Flags: needinfo?(jmathies)
It seems unclear how 56 is affected but we can keep this open and take a look next week. Right now, this isn't actionable for 56.
(In reply to Colin from comment #13) > I'm getting about 10-11 FPS with security.sandbox.content.level set to 1 and > 2, > about 1-2 FPS with security.sandbox.content.level = 3, > and about 20 FPS on firefox 55 > > I don't know how to set MOZ_SANDBOX_LOGGING=1. Is this the same thing as > security.sandbox.logging.enabled in about:config? You start Firefox with that flag set, i.e. in a terminal you'd type MOZ_SANDBOX_LOGGING=1 firefox and you should get logging in the console window.
(In reply to Gian-Carlo Pascutto [:gcp] from comment #15) > You start Firefox with that flag set, i.e. in a terminal you'd type > > MOZ_SANDBOX_LOGGING=1 firefox > > and you should get logging in the console window. Firefox shouldn't be running when you do this, BTW. Shut it down first, then do the above.
Attached file sandbox_content_level_3.log (deleted) —
Attached file sandbox_content_level_2.log (deleted) —
(In reply to Gian-Carlo Pascutto [:gcp] from comment #16) > (In reply to Gian-Carlo Pascutto [:gcp] from comment #15) > > You start Firefox with that flag set, i.e. in a terminal you'd type > > > > MOZ_SANDBOX_LOGGING=1 firefox > > > > and you should get logging in the console window. > > Firefox shouldn't be running when you do this, BTW. Shut it down first, then > do the above. Ok thanks. I attached logs for security.sandbox.content.level=2 and security.sandbox.content.level=3. This time I got around 20-22 FPS at security.sandbox.content.level=2, which is about what I get in Firefox 55. Still getting 1-2 FPS when security.sandbox.content.level=3
When security.sandbox.content.level=3: libGL error: unable to load driver: i915_bpo_dri.so libGL error: driver pointer missing libGL error: failed to load driver: i915_bpo Can't load the driver without read access?

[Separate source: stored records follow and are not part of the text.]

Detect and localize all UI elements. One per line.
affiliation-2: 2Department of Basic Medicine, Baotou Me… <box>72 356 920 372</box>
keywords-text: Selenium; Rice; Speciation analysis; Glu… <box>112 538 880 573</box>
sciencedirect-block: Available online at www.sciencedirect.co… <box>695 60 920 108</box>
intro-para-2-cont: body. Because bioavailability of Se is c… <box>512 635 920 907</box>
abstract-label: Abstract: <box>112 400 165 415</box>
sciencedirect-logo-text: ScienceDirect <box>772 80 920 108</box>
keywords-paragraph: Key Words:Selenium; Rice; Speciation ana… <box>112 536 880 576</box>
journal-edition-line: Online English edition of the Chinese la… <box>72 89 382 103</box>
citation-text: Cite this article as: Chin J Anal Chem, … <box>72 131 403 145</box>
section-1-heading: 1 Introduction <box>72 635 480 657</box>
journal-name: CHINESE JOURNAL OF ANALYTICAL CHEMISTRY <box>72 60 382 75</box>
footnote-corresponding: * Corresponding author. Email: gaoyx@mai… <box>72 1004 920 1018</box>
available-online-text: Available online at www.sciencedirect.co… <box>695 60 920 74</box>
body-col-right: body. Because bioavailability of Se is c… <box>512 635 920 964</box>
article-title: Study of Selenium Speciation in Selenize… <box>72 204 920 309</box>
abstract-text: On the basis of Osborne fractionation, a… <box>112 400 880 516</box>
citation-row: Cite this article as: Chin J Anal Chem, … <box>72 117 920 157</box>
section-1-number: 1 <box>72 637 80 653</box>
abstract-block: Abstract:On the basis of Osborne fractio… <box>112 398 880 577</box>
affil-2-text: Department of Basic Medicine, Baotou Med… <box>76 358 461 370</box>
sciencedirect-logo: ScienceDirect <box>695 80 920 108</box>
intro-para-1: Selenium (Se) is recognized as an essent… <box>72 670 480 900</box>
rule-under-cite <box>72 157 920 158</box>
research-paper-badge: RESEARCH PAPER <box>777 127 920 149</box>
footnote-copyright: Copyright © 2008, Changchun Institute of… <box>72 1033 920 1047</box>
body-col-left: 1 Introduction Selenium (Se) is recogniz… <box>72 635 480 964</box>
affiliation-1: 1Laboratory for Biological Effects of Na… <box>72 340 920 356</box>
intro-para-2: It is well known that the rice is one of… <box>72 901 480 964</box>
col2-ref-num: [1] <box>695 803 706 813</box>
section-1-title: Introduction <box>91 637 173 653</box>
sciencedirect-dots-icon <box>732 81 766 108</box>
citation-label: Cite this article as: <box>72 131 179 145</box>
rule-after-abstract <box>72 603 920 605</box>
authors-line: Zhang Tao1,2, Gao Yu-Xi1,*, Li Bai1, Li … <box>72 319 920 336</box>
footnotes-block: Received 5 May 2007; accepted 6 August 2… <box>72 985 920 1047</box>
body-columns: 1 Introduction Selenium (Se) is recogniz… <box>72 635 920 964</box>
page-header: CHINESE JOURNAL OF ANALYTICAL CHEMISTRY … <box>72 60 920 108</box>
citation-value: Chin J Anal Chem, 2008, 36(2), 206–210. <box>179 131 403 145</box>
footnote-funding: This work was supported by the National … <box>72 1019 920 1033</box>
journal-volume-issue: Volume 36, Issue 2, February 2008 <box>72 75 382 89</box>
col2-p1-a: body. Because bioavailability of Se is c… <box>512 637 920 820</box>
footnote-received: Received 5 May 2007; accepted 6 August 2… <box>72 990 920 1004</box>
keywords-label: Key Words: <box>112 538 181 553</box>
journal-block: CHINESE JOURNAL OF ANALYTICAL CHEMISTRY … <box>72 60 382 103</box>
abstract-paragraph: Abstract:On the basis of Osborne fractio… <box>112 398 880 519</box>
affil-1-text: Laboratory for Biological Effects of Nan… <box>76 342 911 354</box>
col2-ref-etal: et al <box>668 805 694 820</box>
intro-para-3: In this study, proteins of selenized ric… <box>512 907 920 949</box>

So these are actual ENOENTs — the broker allowed access, but the file doesn't exist: Sandbox: Failed errno -2 op 0 flags 02000000 path /usr/lib/x86_64-linux-gnu/dri/tls/i915_bpo_dri.so Sandbox: Failed errno -2 op 0 flags 02000000 path /usr/lib/x86_64-linux-gnu/dri/i915_bpo_dri.so Sandbox: Failed errno -2 op 0 flags 02000000 path /usr/lib/x86_64-linux-gnu/mesa/dri/tls/i915_bpo_dri.so Sandbox: Failed errno -2 op 0 flags 02000000 path /usr/lib/x86_64-linux-gnu/mesa/dri/i915_bpo_dri.so Sandbox: Failed errno -2 op 0 flags 02000000 path /usr/lib/dri/tls/i915_bpo_dri.so Sandbox: Failed errno -2 op 0 flags 02000000 path /usr/lib/dri/i915_bpo_dri.so Maybe i915_bpo_dri.so isn't the right driver and it normally loads something else? The lines above that about sysfs, leading up to “MESA-LOADER: could not get parent device”, aren't quite what they look like — it should fall back other methods of detecting the GPU's PCI ID[*]. But I'm wondering if those might not all agree in this case. So here's something to try — corresponding to, if I'm following the library code correctly, the PCI ID detection that's failing (libudev) and the next fallback (sysfs), which should work: grep PCI_ID /sys/dev/char/226:0/../../uevent cat /sys/dev/char/226:0/device/{vendor,device} Those should give the same pair of hexadecimal numbers. Another thing to try is to run with MOZ_PERMISSIVE_CONTENT_SANDBOX=1 MOZ_SANDBOX_LOGGING=1 which will allow all file acccesses and log if they would have been denied. Trying that with Ubuntu 14.04 in a VM it looks like it would normally be reading from file in /run/udev/data, but that seems to just have description strings meant for humans and probably wouldn't be overriding the PCI ID or anything like that. [*] This is, basically, the code removed in https://cgit.freedesktop.org/mesa/mesa/commit/?id=be239326aa4f9317d42ee07f0f51179c8b3d5b22 — Mesa 13 completely changed how this works.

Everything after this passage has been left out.